Familien-Blatt. – Verantwortlicher Redakteur Ferdinand Stolle.


Wöchentlich ein ganzer Bogen mit Illustrationen.
Durch alle Buchhandlungen und Postämter für 10 Ngr. vierteljährlich zu beziehen.


Veilchen.

Nach dem Leben.
(Schluß.)


Rastlose erhöhte Thätigkeit ist die beste Arznei gegen den Gram. Die beiden Brüder hatten dies vor Jahren schon und jetzt wieder erprobt. Mit Unruhe sahen sie, wie Veilchen’s Auge immer trüber, ihre Wangen immer blässer wurden, wie sie selbst hinsiechte, und sie beriethen sich unter einander, auf welche Weise das Heilmittel am leichtesten anzuwenden sei.

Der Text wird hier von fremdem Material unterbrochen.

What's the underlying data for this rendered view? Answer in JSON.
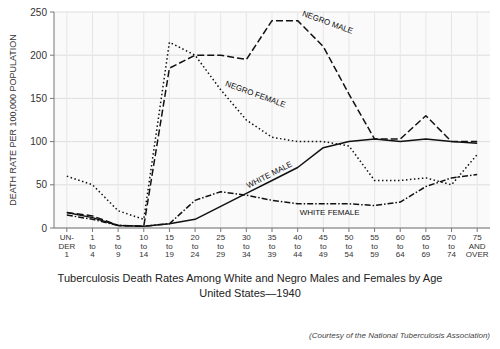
{
  "chart_data": {
    "type": "line",
    "title": "Tuberculosis Death Rates Among White and Negro Males and Females by Age",
    "subtitle": "United States—1940",
    "annotations": [
      "(Courtesy of the National Tuberculosis Association)"
    ],
    "y_label": "DEATH RATE PER 100,000 POPULATION",
    "categories": [
      "UN-\nDER\n1",
      "1\nto\n4",
      "5\nto\n9",
      "10\nto\n14",
      "15\nto\n19",
      "20\nto\n24",
      "25\nto\n29",
      "30\nto\n34",
      "35\nto\n39",
      "40\nto\n44",
      "45\nto\n49",
      "50\nto\n54",
      "55\nto\n59",
      "60\nto\n64",
      "65\nto\n69",
      "70\nto\n74",
      "75\nAND\nOVER"
    ],
    "series": [
      {
        "name": "NEGRO MALE",
        "color": "#111111",
        "line_style": "dashed",
        "values": [
          18,
          14,
          3,
          2,
          185,
          200,
          200,
          195,
          240,
          240,
          210,
          155,
          103,
          103,
          130,
          100,
          100
        ]
      },
      {
        "name": "NEGRO FEMALE",
        "color": "#111111",
        "line_style": "dotted",
        "values": [
          60,
          50,
          20,
          10,
          215,
          200,
          160,
          125,
          105,
          100,
          100,
          95,
          55,
          55,
          58,
          50,
          85
        ]
      },
      {
        "name": "WHITE MALE",
        "color": "#111111",
        "line_style": "solid",
        "values": [
          18,
          12,
          3,
          2,
          5,
          10,
          25,
          40,
          55,
          70,
          93,
          100,
          103,
          100,
          103,
          100,
          98
        ]
      },
      {
        "name": "WHITE FEMALE",
        "color": "#111111",
        "line_style": "dashdot",
        "values": [
          15,
          10,
          3,
          2,
          5,
          32,
          42,
          38,
          32,
          28,
          28,
          28,
          26,
          30,
          48,
          58,
          62
        ]
      }
    ],
    "ylim": [
      0,
      250
    ],
    "yticks": [
      0,
      50,
      100,
      150,
      200,
      250
    ],
    "grid": true
  }
}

„Sie soll das Kleider- und Putzmachen lernen,“ sagte Moses. – „Die Besorgung des Hauswesens läßt ihr noch zu viel Zeit zum Brüten. Das wird sie zerstreuen und außerdem kann sie sich etwas verdienen, womit sie einmal ihre Ausstattung bestreiten kann.“

„Es ist überhaupt gut,“ bemerkte Levi, „wenn sie ein wenig unter die Menschen kömmt. Die Mutter hat es nach ihrer Art recht gut mit ihr gemeint, daß sie das Kind beständig unter ihren Fittigen hielt, aber das taugt nichts für ein junges Mädchen, wenn sie ist, als wäre sie in die Welt hineingeschneit.“

„Sehr richtig. Vielleicht wäre es dann am besten, wir suchten einen anständigen Dienst für sie. Bei fremden Leuten wird sie Welt und Menschen schneller und besser kennen lernen, als bei uns zu Hause.“

„Könntest Du es denn über das Herz bringen, Dich von dem guten Kinde zu trennen?“ fragte Levi mit gerührter Stimme.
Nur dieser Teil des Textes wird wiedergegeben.